Budget économique 2026 et perspectives 2027-2031
Sur proposition du ministre de l'Economie David Clarinval, le Conseil des ministres a pris connaissance des chiffres du budget économique 2026, communiqués par l'Institut des comptes nationaux (ICN).
L’économie de la zone euro a enregistré de meilleurs résultats qu’escompté en 2025, affichant une croissance de 1,5%, contre 0,9% en 2024. La croissance économique de la zone euro devrait rester globalement stable en 2026 (1,3%) et en 2027 (1,4%), la demande intérieure constituant le principal moteur de l’activité. La poursuite du développement de la défense européenne et les investissements dans les infrastructures allemandes devraient donner une impulsion à l'industrie et continuer de soutenir la croissance des investissements. La progression de la consommation des particuliers devrait se maintenir.
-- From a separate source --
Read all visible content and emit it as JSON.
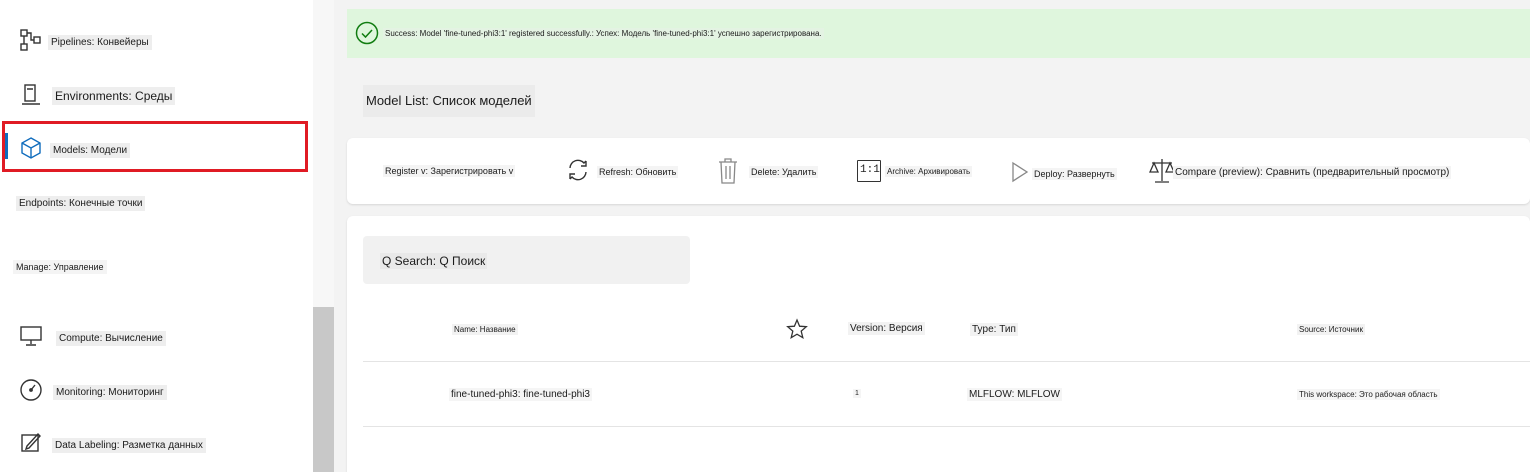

Les exportations, par contre, seraient freinées par la forte appréciation de l'euro et par la surabondance de produits chinois sur le marché mondial. À moyen terme, la croissance du PIB de la zone euro devrait légèrement ralentir pour atteindre 1,1%, en raison du vieillissement démographique qui freine l’augmentation de la population en âge de travailler.
En 2024 et en 2025, la croissance du PIB belge (respectivement 1,1% et 1,0%) a été principalement portée par la consommation des particuliers. Les investissements des entreprises et les dépenses publiques ont également fourni une contribution importante, tandis que les exportations nettes et les investissements des ménages en logements ont eu un impact négatif. Cette année, la croissance économique devrait légèrement s’accélérer pour atteindre 1,1%, soutenue par une accélération de la croissance des investissements tant des entreprises que de l’État. En outre, les exportations affichent une reprise modeste et le recul des investissements en logements est nettement moins marqué que les années précédentes. Durant la période 2027-2031, la croissance du PIB devrait osciller entre 1,1% et 1,4% (1,2% en moyenne), ce qui est semblable à la croissance de la zone euro. Par rapport à la période 2024-2026, la contribution de la consommation des particuliers et des dépenses publiques serait plus faible suite à diverses mesures, tandis que la reprise des exportations et des investissements en logements se poursuivrait.
L’inflation des prix à la consommation s’est élevée à 2,5% en 2025 (contre 3,1% en 2024), devrait diminuer à 1,9% en 2026, puis s’établir à 1,7% à la fin de la période de projection, malgré un sursaut temporaire en 2028 (2,2%) suite à l’entrée en vigueur du système ETS2. La croissance de l’indice santé devrait suivre une évolution similaire, passant de 2,6% en 2025 à 2,1% en 2026, pour atteindre également 1,7% à moyen terme.
Sur l’ensemble de la période 2026-2031, l’emploi augmenterait de 276 200 personnes. Le taux d'emploi (20-64 ans ; définition EFT) progresse à peine cette année (de 72,8% à 72,9%), mais augmente ensuite de manière régulière pour atteindre 75,2% en 2031. Compte tenu du relèvement de l'âge légal de la retraite et de l'augmentation continue du nombre de retraités occupant un flexijob, plus d'un tiers de la progression estimée de l’emploi concernerait des personnes âgées de 65 ans et plus, qui ne sont pas prises en compte dans cet indicateur. Le taux de chômage administratif est passé de 8,1% en 2022 à 9,6% en 2025. Il se stabilise cette année et devrait ensuite diminuer progressivement pour atteindre 8,4% à l’horizon 2031.
Le déficit public passe de 4,4% du PIB en 2024 à 5,3% en 2025. Ce résultat pour 2025 est provisoire car il repose sur des observations encore incomplètes. La projection pour 2026 indique un déficit revenant à 4,9%, ce qui correspond au déficit dans le projet de plan budgétaire soumis par la Belgique à la Commission européenne le 14 janvier 2026. Durant les années suivantes, le déficit s’accroît à nouveau, passant à 5,1% du PIB en 2027, 5,7% en 2029 et 6,3% en 2031. La dette publique belge, estimée à 107% du PIB en 2025, monte à 117% en 2029 et à 122% en 2031.